No final de agosto, o regime de Nicolás Maduro surpreendeu a comunidade internacional ao anunciar os chamados 110 indultos e a transferência para suas casas de presos políticos que até o momento estavam ilegalmente detidos. No entanto, a libertação desses detidos mostrou as duras condições de reclusão que persistem nas celas da Direção Geral de Contrainteligência Militar (DGCIM) e do Serviço Bolivariano de Inteligência Nacional (SEBIN).
O cientista político venezuelano Nicmer Evans ficou detido durante 51 dias na central da DGCIM, em Caracas, antes de ser libertado no dia 1º de setembro. Ele ocupou celas em três setores diferentes. Segundo Evans, em um dos setores há uma cela destinada a punir os presos.
“Naquela cela, de número quatro, há cinco pessoas encerradas, vestidas com macacão [uniformes de prisioneiros], que só saíam uma vez a cada 15 dias. Eles recebiam rações de comida incompletas. Os que estávamos na mesma seção, separávamos parte das nossas rações para dividir com eles”, relatou. Ele disse ainda que nos sótãos da DGCIM as luzes ficam acesas durante dias e depois são apagadas por períodos similares, para que os reclusos percam a noção do tempo.
Evans também presenciou o momento em que os carcereiros levaram para o isolamento o Coronel (R) da Guarda Nacional Bolivariana (GNB) Oswaldo García Palomo.
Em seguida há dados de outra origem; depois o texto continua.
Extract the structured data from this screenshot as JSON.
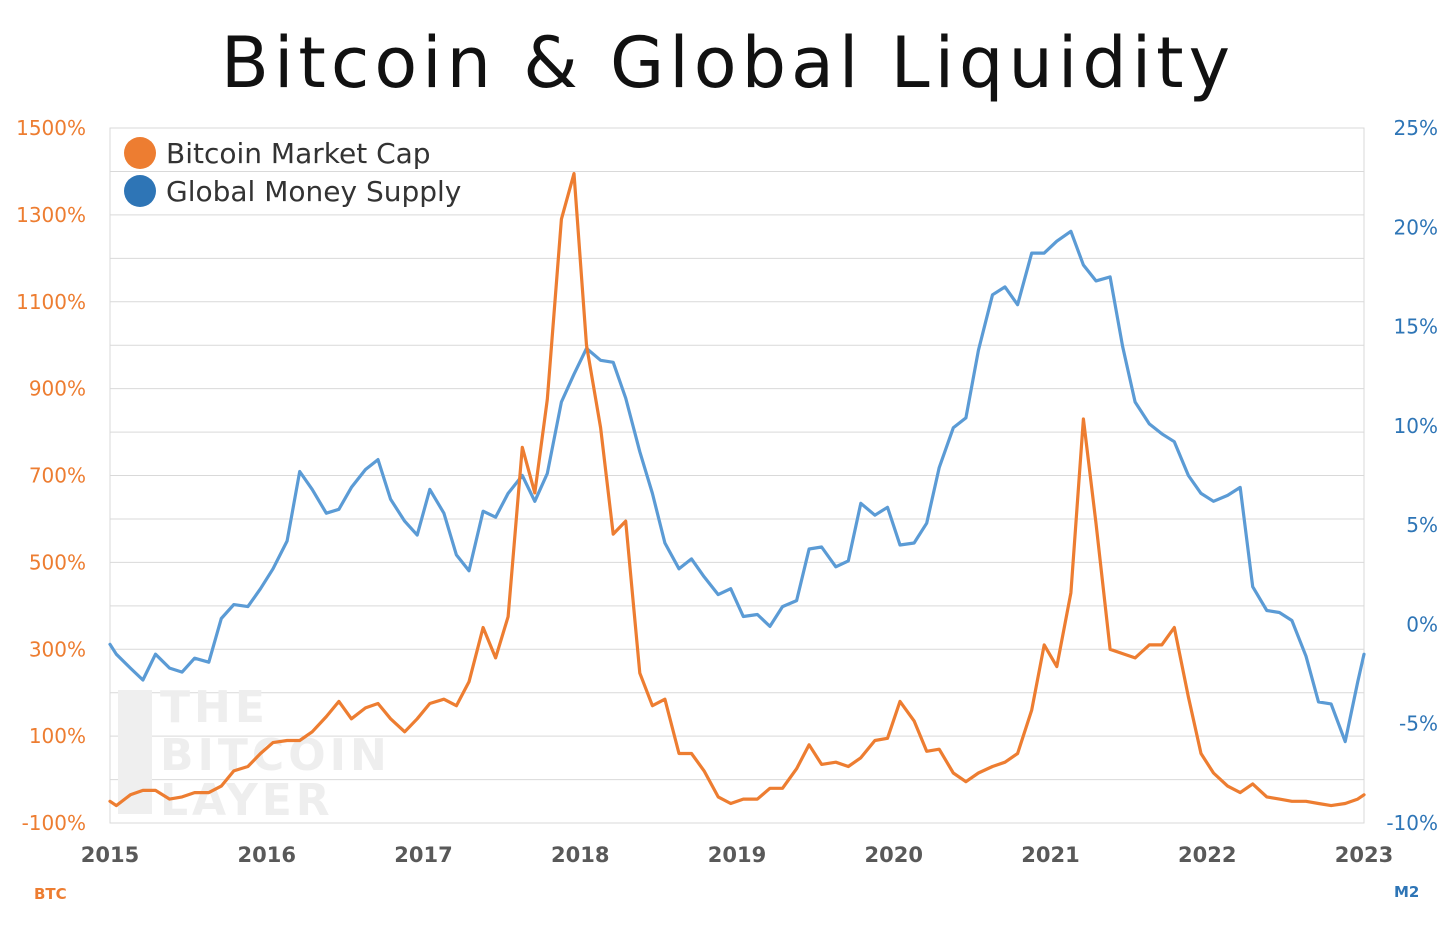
{
  "title": "Bitcoin & Global Liquidity",
  "watermark_text": [
    "THE",
    "BITCOIN",
    "LAYER"
  ],
  "colors": {
    "btc": "#ED7D31",
    "m2": "#5B9BD5",
    "left_axis_text": "#ED7D31",
    "right_axis_text": "#2E75B6",
    "grid": "#D9D9D9"
  },
  "chart_data": {
    "type": "line",
    "title": "Bitcoin & Global Liquidity",
    "x_tick_labels": [
      "2015",
      "2016",
      "2017",
      "2018",
      "2019",
      "2020",
      "2021",
      "2022",
      "2023"
    ],
    "xlim": [
      2015.0,
      2023.0
    ],
    "left_axis": {
      "caption": "BTC",
      "ylim": [
        -100,
        1500
      ],
      "tick_labels": [
        "1500%",
        "1300%",
        "1100%",
        "900%",
        "700%",
        "500%",
        "300%",
        "100%",
        "-100%"
      ],
      "tick_values": [
        1500,
        1300,
        1100,
        900,
        700,
        500,
        300,
        100,
        -100
      ]
    },
    "right_axis": {
      "caption": "M2",
      "ylim": [
        -10,
        25
      ],
      "tick_labels": [
        "25%",
        "20%",
        "15%",
        "10%",
        "5%",
        "0%",
        "-5%",
        "-10%"
      ],
      "tick_values": [
        25,
        20,
        15,
        10,
        5,
        0,
        -5,
        -10
      ]
    },
    "legend": {
      "position": "top-left"
    },
    "grid": true,
    "series": [
      {
        "name": "Bitcoin Market Cap",
        "axis": "left",
        "points": [
          [
            2015.0,
            -50
          ],
          [
            2015.04,
            -60
          ],
          [
            2015.13,
            -35
          ],
          [
            2015.21,
            -25
          ],
          [
            2015.29,
            -25
          ],
          [
            2015.38,
            -45
          ],
          [
            2015.46,
            -40
          ],
          [
            2015.54,
            -30
          ],
          [
            2015.63,
            -30
          ],
          [
            2015.71,
            -15
          ],
          [
            2015.79,
            20
          ],
          [
            2015.88,
            30
          ],
          [
            2015.96,
            60
          ],
          [
            2016.04,
            85
          ],
          [
            2016.13,
            90
          ],
          [
            2016.21,
            90
          ],
          [
            2016.29,
            110
          ],
          [
            2016.38,
            145
          ],
          [
            2016.46,
            180
          ],
          [
            2016.54,
            140
          ],
          [
            2016.63,
            165
          ],
          [
            2016.71,
            175
          ],
          [
            2016.79,
            140
          ],
          [
            2016.88,
            110
          ],
          [
            2016.96,
            140
          ],
          [
            2017.04,
            175
          ],
          [
            2017.13,
            185
          ],
          [
            2017.21,
            170
          ],
          [
            2017.29,
            225
          ],
          [
            2017.38,
            350
          ],
          [
            2017.46,
            280
          ],
          [
            2017.54,
            375
          ],
          [
            2017.63,
            765
          ],
          [
            2017.71,
            660
          ],
          [
            2017.79,
            875
          ],
          [
            2017.88,
            1290
          ],
          [
            2017.96,
            1395
          ],
          [
            2018.04,
            1000
          ],
          [
            2018.13,
            810
          ],
          [
            2018.21,
            565
          ],
          [
            2018.29,
            595
          ],
          [
            2018.38,
            245
          ],
          [
            2018.46,
            170
          ],
          [
            2018.54,
            185
          ],
          [
            2018.63,
            60
          ],
          [
            2018.71,
            60
          ],
          [
            2018.79,
            20
          ],
          [
            2018.88,
            -40
          ],
          [
            2018.96,
            -55
          ],
          [
            2019.04,
            -45
          ],
          [
            2019.13,
            -45
          ],
          [
            2019.21,
            -20
          ],
          [
            2019.29,
            -20
          ],
          [
            2019.38,
            25
          ],
          [
            2019.46,
            80
          ],
          [
            2019.54,
            35
          ],
          [
            2019.63,
            40
          ],
          [
            2019.71,
            30
          ],
          [
            2019.79,
            50
          ],
          [
            2019.88,
            90
          ],
          [
            2019.96,
            95
          ],
          [
            2020.04,
            180
          ],
          [
            2020.13,
            135
          ],
          [
            2020.21,
            65
          ],
          [
            2020.29,
            70
          ],
          [
            2020.38,
            15
          ],
          [
            2020.46,
            -5
          ],
          [
            2020.54,
            15
          ],
          [
            2020.63,
            30
          ],
          [
            2020.71,
            40
          ],
          [
            2020.79,
            60
          ],
          [
            2020.88,
            160
          ],
          [
            2020.96,
            310
          ],
          [
            2021.04,
            260
          ],
          [
            2021.13,
            430
          ],
          [
            2021.21,
            830
          ],
          [
            2021.29,
            590
          ],
          [
            2021.38,
            300
          ],
          [
            2021.46,
            290
          ],
          [
            2021.54,
            280
          ],
          [
            2021.63,
            310
          ],
          [
            2021.71,
            310
          ],
          [
            2021.79,
            350
          ],
          [
            2021.88,
            190
          ],
          [
            2021.96,
            60
          ],
          [
            2022.04,
            15
          ],
          [
            2022.13,
            -15
          ],
          [
            2022.21,
            -30
          ],
          [
            2022.29,
            -10
          ],
          [
            2022.38,
            -40
          ],
          [
            2022.46,
            -45
          ],
          [
            2022.54,
            -50
          ],
          [
            2022.63,
            -50
          ],
          [
            2022.71,
            -55
          ],
          [
            2022.79,
            -60
          ],
          [
            2022.88,
            -55
          ],
          [
            2022.96,
            -45
          ],
          [
            2023.0,
            -35
          ]
        ]
      },
      {
        "name": "Global Money Supply",
        "axis": "right",
        "points": [
          [
            2015.0,
            -1.0
          ],
          [
            2015.04,
            -1.5
          ],
          [
            2015.13,
            -2.2
          ],
          [
            2015.21,
            -2.8
          ],
          [
            2015.29,
            -1.5
          ],
          [
            2015.38,
            -2.2
          ],
          [
            2015.46,
            -2.4
          ],
          [
            2015.54,
            -1.7
          ],
          [
            2015.63,
            -1.9
          ],
          [
            2015.71,
            0.3
          ],
          [
            2015.79,
            1.0
          ],
          [
            2015.88,
            0.9
          ],
          [
            2015.96,
            1.8
          ],
          [
            2016.04,
            2.8
          ],
          [
            2016.13,
            4.2
          ],
          [
            2016.21,
            7.7
          ],
          [
            2016.29,
            6.8
          ],
          [
            2016.38,
            5.6
          ],
          [
            2016.46,
            5.8
          ],
          [
            2016.54,
            6.9
          ],
          [
            2016.63,
            7.8
          ],
          [
            2016.71,
            8.3
          ],
          [
            2016.79,
            6.3
          ],
          [
            2016.88,
            5.2
          ],
          [
            2016.96,
            4.5
          ],
          [
            2017.04,
            6.8
          ],
          [
            2017.13,
            5.6
          ],
          [
            2017.21,
            3.5
          ],
          [
            2017.29,
            2.7
          ],
          [
            2017.38,
            5.7
          ],
          [
            2017.46,
            5.4
          ],
          [
            2017.54,
            6.6
          ],
          [
            2017.63,
            7.5
          ],
          [
            2017.71,
            6.2
          ],
          [
            2017.79,
            7.6
          ],
          [
            2017.88,
            11.2
          ],
          [
            2017.96,
            12.6
          ],
          [
            2018.04,
            13.9
          ],
          [
            2018.13,
            13.3
          ],
          [
            2018.21,
            13.2
          ],
          [
            2018.29,
            11.4
          ],
          [
            2018.38,
            8.7
          ],
          [
            2018.46,
            6.6
          ],
          [
            2018.54,
            4.1
          ],
          [
            2018.63,
            2.8
          ],
          [
            2018.71,
            3.3
          ],
          [
            2018.79,
            2.4
          ],
          [
            2018.88,
            1.5
          ],
          [
            2018.96,
            1.8
          ],
          [
            2019.04,
            0.4
          ],
          [
            2019.13,
            0.5
          ],
          [
            2019.21,
            -0.1
          ],
          [
            2019.29,
            0.9
          ],
          [
            2019.38,
            1.2
          ],
          [
            2019.46,
            3.8
          ],
          [
            2019.54,
            3.9
          ],
          [
            2019.63,
            2.9
          ],
          [
            2019.71,
            3.2
          ],
          [
            2019.79,
            6.1
          ],
          [
            2019.88,
            5.5
          ],
          [
            2019.96,
            5.9
          ],
          [
            2020.04,
            4.0
          ],
          [
            2020.13,
            4.1
          ],
          [
            2020.21,
            5.1
          ],
          [
            2020.29,
            7.9
          ],
          [
            2020.38,
            9.9
          ],
          [
            2020.46,
            10.4
          ],
          [
            2020.54,
            13.8
          ],
          [
            2020.63,
            16.6
          ],
          [
            2020.71,
            17.0
          ],
          [
            2020.79,
            16.1
          ],
          [
            2020.88,
            18.7
          ],
          [
            2020.96,
            18.7
          ],
          [
            2021.04,
            19.3
          ],
          [
            2021.13,
            19.8
          ],
          [
            2021.21,
            18.1
          ],
          [
            2021.29,
            17.3
          ],
          [
            2021.38,
            17.5
          ],
          [
            2021.46,
            14.0
          ],
          [
            2021.54,
            11.2
          ],
          [
            2021.63,
            10.1
          ],
          [
            2021.71,
            9.6
          ],
          [
            2021.79,
            9.2
          ],
          [
            2021.88,
            7.5
          ],
          [
            2021.96,
            6.6
          ],
          [
            2022.04,
            6.2
          ],
          [
            2022.13,
            6.5
          ],
          [
            2022.21,
            6.9
          ],
          [
            2022.29,
            1.9
          ],
          [
            2022.38,
            0.7
          ],
          [
            2022.46,
            0.6
          ],
          [
            2022.54,
            0.2
          ],
          [
            2022.63,
            -1.6
          ],
          [
            2022.71,
            -3.9
          ],
          [
            2022.79,
            -4.0
          ],
          [
            2022.88,
            -5.9
          ],
          [
            2022.96,
            -2.9
          ],
          [
            2023.0,
            -1.5
          ]
        ]
      }
    ]
  }
}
O ex-militar foi detido em janeiro de 2019 acusado de suposta participação em uma conspiração para depor Maduro.
“O coronel foi chamado e lhe disseram para levar uma vasilha com 5 litros de água e outra vazia. Em seguida, eles o levaram para […] uma cela muito estreita e sem luz, localizada entre dois corredores. [Os carcereiros] disseram a García Palomo que a água era para ele beber e a outra vasilha vazia era para urinar”, ele lembrou.
Comissão da ONU
No dia 12 de setembro, uma delegação da Alta Comissária para os Direitos Humanos da ONU, Michelle Bachelet, conseguiu visitar alguns presos nas sedes da DGCIM e do SEBIN. Depois do encontro, o Capitão de Mar e Guerra da Marinha Bolivariana Luis de la Sotta, preso há 28 meses, contou à sua irmã, Molly de la Sotta, que eles haviam sido castigados com isolamento prolongado e privação de medicamentos.
Por exemplo, o General de Brigada da GNB Héctor Hernández Da Costa, preso desde agosto de 2018 por sua presumida participação em um suposto atentado contra Maduro e que também conversou com os enviados da ONU, está com o pé inflamado devido ao diabetes, informou sua defensora Zoraida Castillo. Ela disse que o oficial é levado ao hospital militar, mas os exames não são feitos. Os médicos se posicionam a seu lado “e fazem uma foto, acredito que com a intenção de mostrá-la posteriormente à ONU”.
Segundo a organização venezuelana de direitos humanos Foro Penal, em meados de setembro, acredita-se que 333 pessoas permaneciam detidas como prisioneiros de consciência em todo o país.
Alonso Medina, advogado venezuelano especializado em jurisdição militar, afirmou que, após os relatórios de Bachelet em 2019 e 2020, foram poucas as mudanças verificadas no tratamento dado aos presos de consciência.
“Um grupo de presos teve permissão para realizar chamadas telefônicas, o que antes não podiam fazer. Outros são levados para tomar banho de sol. Mas não há um critério quanto aos que podem telefonar ou tomar sol […]. Geralmente, os detidos permanecem incomunicáveis”, disse.
No dia 15 de setembro, a Missão de Determinação de Fatos, um grupo criado pelo Conselho de Direitos Humanos da ONU para investigar as prisões arbitrárias, torturas e outros tratamentos cruéis, apresentou um relatório que documentou 77 casos de torturas. De acordo com o documento, essas torturas eram praticadas no quartel da DGCIM e em outros imóveis espalhados pela capital. Apesar das limitações, como a falta de acesso à Venezuela da equipe da missão e a pandemia da COVID-19, o relatório estabelece que “foram cometidas violações ao direito internacional dos direitos humanos e do direito penal internacional”.
Evans lembrou de ter visto as cicatrizes dos militares e civis que foram torturados e que ainda permanecem na DGCIM. Um dos detidos ficou pendurado com algemas durante tanto tempo que “seu braço esquerdo se deslocou”, ele contou. Outros têm na pele as marcas dos choques elétricos que lhes aplicavam, disse o analista político.
Tudo isso acontece durante a paralisação dos tribunais devido à pandemia. “Só nos resta a Defensoria Pública e o Ministério [da Defesa]. Entretanto, já sabemos o que ocorrerá lá”, concluiu Molly de la Sotta.